Physics Institute, University of Freiburg, 79104 Freiburg, Germany.
Bioinformatics. 2009 Aug 1;25(15):1923-9. doi: 10.1093/bioinformatics/btp358. Epub 2009 Jun 8.
Mathematical description of biological reaction networks by differential equations leads to large models whose parameters are calibrated in order to optimally explain experimental data. Often only parts of the model can be observed directly. Given a model that sufficiently describes the measured data, it is important to infer how well model parameters are determined by the amount and quality of experimental data. This knowledge is essential for further investigation of model predictions. For this reason a major topic in modeling is identifiability analysis.
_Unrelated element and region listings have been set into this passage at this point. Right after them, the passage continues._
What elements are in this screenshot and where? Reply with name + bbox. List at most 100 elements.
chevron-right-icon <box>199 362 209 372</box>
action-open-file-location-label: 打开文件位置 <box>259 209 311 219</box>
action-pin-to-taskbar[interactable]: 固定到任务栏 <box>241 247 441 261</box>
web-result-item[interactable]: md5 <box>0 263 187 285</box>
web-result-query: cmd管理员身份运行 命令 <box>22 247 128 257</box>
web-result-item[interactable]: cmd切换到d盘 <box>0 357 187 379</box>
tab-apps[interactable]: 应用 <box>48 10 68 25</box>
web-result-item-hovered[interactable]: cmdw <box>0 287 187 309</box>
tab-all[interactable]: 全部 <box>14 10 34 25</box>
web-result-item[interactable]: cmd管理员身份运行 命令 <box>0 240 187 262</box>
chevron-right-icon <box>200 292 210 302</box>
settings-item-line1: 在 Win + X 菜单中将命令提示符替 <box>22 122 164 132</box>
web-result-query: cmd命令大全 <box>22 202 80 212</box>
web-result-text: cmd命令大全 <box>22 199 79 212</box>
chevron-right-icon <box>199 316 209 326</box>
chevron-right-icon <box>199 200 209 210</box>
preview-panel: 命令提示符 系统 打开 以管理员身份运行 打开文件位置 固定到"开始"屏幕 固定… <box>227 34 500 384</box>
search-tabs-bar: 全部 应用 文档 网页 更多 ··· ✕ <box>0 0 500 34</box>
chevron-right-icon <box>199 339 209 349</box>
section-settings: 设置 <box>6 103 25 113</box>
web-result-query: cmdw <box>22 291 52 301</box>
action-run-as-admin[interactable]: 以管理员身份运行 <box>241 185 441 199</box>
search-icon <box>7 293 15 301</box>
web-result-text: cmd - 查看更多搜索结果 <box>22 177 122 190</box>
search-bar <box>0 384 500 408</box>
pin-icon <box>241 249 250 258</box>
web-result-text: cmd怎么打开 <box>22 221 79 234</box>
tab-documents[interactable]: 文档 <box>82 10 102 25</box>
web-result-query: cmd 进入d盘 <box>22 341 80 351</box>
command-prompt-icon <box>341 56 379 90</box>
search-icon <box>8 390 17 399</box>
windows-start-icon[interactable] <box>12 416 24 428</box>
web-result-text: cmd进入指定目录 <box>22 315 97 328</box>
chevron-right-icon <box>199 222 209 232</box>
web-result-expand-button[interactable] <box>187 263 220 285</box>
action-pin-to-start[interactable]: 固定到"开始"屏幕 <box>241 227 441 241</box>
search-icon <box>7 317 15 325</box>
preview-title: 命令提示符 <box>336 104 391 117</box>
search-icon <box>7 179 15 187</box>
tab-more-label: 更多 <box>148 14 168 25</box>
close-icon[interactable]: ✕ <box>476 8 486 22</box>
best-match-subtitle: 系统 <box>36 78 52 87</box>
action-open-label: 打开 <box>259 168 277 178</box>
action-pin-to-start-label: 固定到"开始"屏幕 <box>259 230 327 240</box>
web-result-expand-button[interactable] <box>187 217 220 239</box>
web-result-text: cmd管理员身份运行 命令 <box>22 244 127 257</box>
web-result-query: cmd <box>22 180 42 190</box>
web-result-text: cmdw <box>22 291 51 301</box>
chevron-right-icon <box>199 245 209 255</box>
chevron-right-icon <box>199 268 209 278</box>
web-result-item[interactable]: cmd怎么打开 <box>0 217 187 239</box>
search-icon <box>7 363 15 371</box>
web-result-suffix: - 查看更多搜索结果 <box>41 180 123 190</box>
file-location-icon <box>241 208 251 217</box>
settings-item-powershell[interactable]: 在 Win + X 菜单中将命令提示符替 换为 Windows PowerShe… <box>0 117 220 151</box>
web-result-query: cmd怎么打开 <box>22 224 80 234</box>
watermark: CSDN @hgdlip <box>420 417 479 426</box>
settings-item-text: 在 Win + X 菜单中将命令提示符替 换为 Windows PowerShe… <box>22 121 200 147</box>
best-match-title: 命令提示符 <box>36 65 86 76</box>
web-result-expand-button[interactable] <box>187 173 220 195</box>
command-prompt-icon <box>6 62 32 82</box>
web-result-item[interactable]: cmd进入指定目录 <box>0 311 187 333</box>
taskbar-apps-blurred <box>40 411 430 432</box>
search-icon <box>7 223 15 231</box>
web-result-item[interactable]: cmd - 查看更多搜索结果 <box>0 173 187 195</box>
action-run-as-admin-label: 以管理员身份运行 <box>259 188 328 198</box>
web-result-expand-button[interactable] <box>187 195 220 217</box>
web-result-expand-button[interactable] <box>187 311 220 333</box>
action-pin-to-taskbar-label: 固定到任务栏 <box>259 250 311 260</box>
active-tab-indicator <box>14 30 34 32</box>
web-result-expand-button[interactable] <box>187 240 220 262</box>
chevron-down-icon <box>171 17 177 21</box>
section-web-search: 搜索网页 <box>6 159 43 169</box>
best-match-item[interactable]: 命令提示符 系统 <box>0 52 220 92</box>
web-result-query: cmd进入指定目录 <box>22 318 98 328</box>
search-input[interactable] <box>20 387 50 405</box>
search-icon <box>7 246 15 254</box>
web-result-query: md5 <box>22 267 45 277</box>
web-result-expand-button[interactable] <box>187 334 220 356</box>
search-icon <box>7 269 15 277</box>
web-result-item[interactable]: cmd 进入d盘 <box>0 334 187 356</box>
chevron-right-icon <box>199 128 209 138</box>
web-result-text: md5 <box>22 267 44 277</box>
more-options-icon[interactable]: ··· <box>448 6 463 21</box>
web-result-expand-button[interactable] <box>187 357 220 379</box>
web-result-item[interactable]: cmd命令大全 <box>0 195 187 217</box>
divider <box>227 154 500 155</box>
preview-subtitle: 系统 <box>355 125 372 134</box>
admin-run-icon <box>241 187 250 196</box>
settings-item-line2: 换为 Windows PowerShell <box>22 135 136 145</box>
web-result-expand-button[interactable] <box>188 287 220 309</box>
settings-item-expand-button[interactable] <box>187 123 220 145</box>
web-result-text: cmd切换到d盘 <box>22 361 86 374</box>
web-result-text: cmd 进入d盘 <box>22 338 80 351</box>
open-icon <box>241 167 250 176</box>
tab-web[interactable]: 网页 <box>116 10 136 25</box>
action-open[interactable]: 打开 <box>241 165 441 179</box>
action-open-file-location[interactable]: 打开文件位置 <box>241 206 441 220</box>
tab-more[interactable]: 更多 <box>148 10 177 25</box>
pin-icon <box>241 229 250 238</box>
We suggest an approach that exploits the profile likelihood. It enables to detect structural non-identifiabilities, which manifest in functionally related model parameters. Furthermore, practical non-identifiabilities are detected, that might arise due to limited amount and quality of experimental data. Last but not least confidence intervals can be derived. The results are easy to interpret and can be used for experimental planning and for model reduction.
An implementation is freely available for MATLAB and the PottersWheel modeling toolbox at http://web.me.com/andreas.raue/profile/software.html.
Supplementary data are available at Bioinformatics online.
通过微分方程对生物反应网络进行数学描述会导致产生大型模型,这些模型的参数需要经过校准,以最佳地解释实验数据。通常情况下,模型的只有部分可以直接观察到。给定一个能够充分描述测量数据的模型,推断模型参数通过实验数据的数量和质量来确定的程度就变得非常重要。这些知识对于进一步研究模型预测至关重要。出于这个原因,建模中的一个主要主题是可识别性分析。
我们提出了一种利用似然函数轮廓的方法。它能够检测到结构上的不可识别性,这些不可识别性表现在功能相关的模型参数上。此外,还会检测到可能由于实验数据的数量和质量有限而产生的实际不可识别性。最后但并非最不重要的是,可以推导出置信区间。这些结果易于解释,可用于实验规划和模型简化。
MATLAB 以及 PottersWheel 建模工具包的实现可在 http://web.me.com/andreas.raue/profile/software.html 上免费获得。
补充数据可在 Bioinformatics 在线获得。